Während im Neubau die größten Chancen auf niedrige Nebenkosten also ganz am Anfang liegen, muss im Bestand logischerweise „von hinten“ geguckt werden. Hierbei sind ebenfalls die Nachhaltigkeitsberater gefragt – Stichwort „Manage to ESG“ und Verbesserung der Position auf dem CRREM-Pfad –, wobei erneut unter anderem der Blick auf die Fördermittel essenziell ist. Wir stellen in unserer Arbeit fest, dass sich unter anderem die Dämmung des Dachs besonders anbietet, zumindest im Vergleich zur zusätzlichen Fassadendämmung, die sich nur sehr selten lohnt. Grundsätzlich aber gilt: Der Sanierungsfahrplan beziehungsweise der Beratungsansatz sollte stets individuell sein und hängt zuallererst vom Typus des Eigentümers ab – handelt es sich um einen langfristigen Bestandshalter, um einen Fonds mit Haltezeit von fünf Jahren, 20 Jahren, oder für 100 Jahre oder ist es ein Projektentwickler mit rascher Exitstrategie.

Und der Fahrplan muss stets auch das Facility-Management einbeziehen. Denn schon vermeintlich simple Maßnahmen wie der hydraulische Abgleich im Heizungssystem können enorme Einsparwirkungen haben – man muss sie eben nur durchführen. Ähnliches gilt für den Austausch von Halogen-Lampen gegen LED-Leuchtmittel, sofern nicht bereits geschehen.
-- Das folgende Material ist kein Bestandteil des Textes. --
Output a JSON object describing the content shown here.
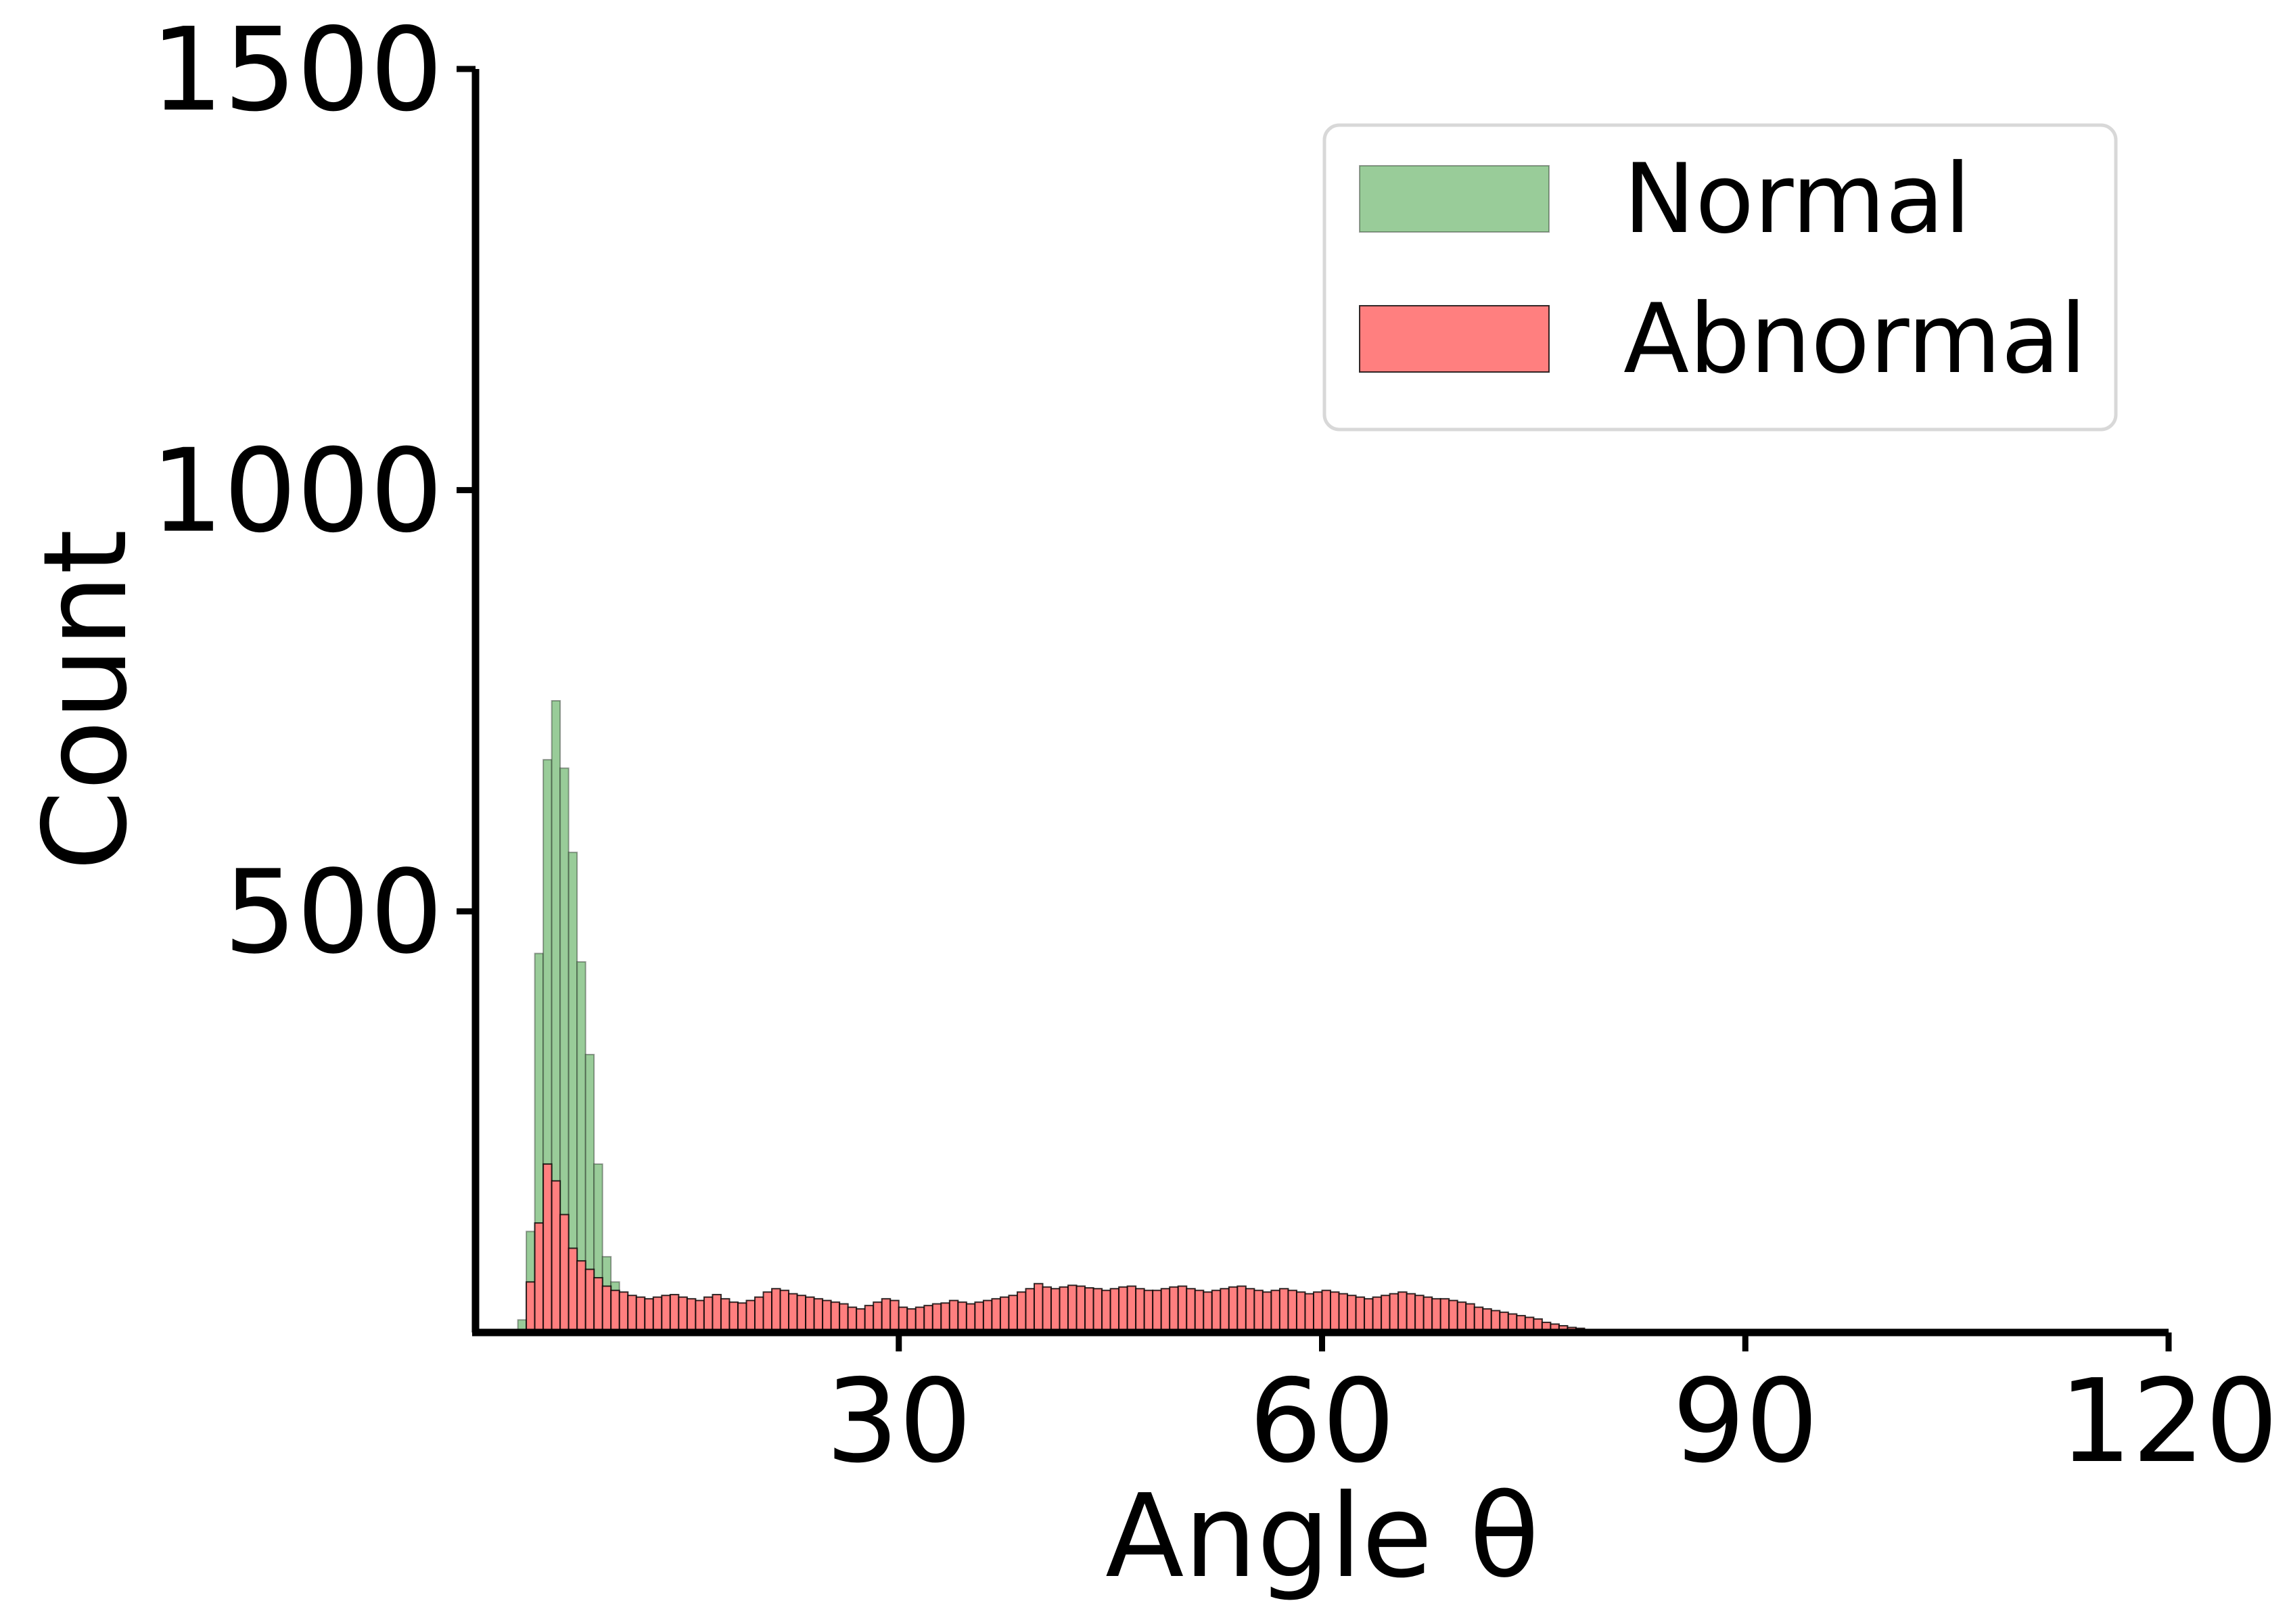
{
  "chart_data": {
    "type": "bar",
    "subtype": "histogram-overlay",
    "xlabel": "Angle θ",
    "ylabel": "Count",
    "xlim": [
      0,
      120
    ],
    "ylim": [
      0,
      1500
    ],
    "xticks": [
      30,
      60,
      90,
      120
    ],
    "yticks": [
      500,
      1000,
      1500
    ],
    "grid": false,
    "legend_position": "top-right",
    "bin_width": 0.6,
    "series": [
      {
        "name": "Normal",
        "color": "#99cc99",
        "start": 3.0,
        "values": [
          15,
          120,
          450,
          680,
          750,
          670,
          570,
          440,
          330,
          200,
          90,
          60,
          35,
          20,
          10,
          5
        ]
      },
      {
        "name": "Abnormal",
        "color": "#ff7f7f",
        "start": 3.6,
        "values": [
          60,
          130,
          200,
          180,
          140,
          100,
          85,
          75,
          65,
          55,
          50,
          48,
          44,
          42,
          40,
          42,
          44,
          45,
          42,
          40,
          38,
          42,
          45,
          40,
          36,
          35,
          38,
          42,
          48,
          52,
          50,
          46,
          44,
          42,
          40,
          38,
          36,
          34,
          30,
          28,
          32,
          36,
          40,
          38,
          30,
          28,
          30,
          32,
          34,
          35,
          38,
          36,
          34,
          36,
          38,
          40,
          42,
          44,
          48,
          52,
          58,
          54,
          52,
          54,
          56,
          55,
          53,
          52,
          50,
          52,
          54,
          55,
          52,
          50,
          50,
          52,
          54,
          55,
          52,
          50,
          48,
          50,
          52,
          54,
          55,
          52,
          50,
          48,
          50,
          52,
          50,
          48,
          46,
          48,
          50,
          48,
          46,
          44,
          42,
          40,
          42,
          44,
          46,
          48,
          46,
          44,
          42,
          40,
          40,
          38,
          36,
          34,
          30,
          28,
          26,
          24,
          22,
          20,
          18,
          16,
          12,
          10,
          8,
          6,
          5,
          3,
          2,
          1
        ]
      }
    ]
  }
}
Falls ein digitaler Zwilling des bestehenden Gebäudes erstellt wurde (mittels Laserscan sind im Bestand längst Genauigkeiten bis zur exakten Verortung der Fußleisten möglich) und darauf basierend nachträglich ein BIM-System möglich ist, kann das Facility Management die Effizienz im Gebäudebetrieb weiter erhöhen.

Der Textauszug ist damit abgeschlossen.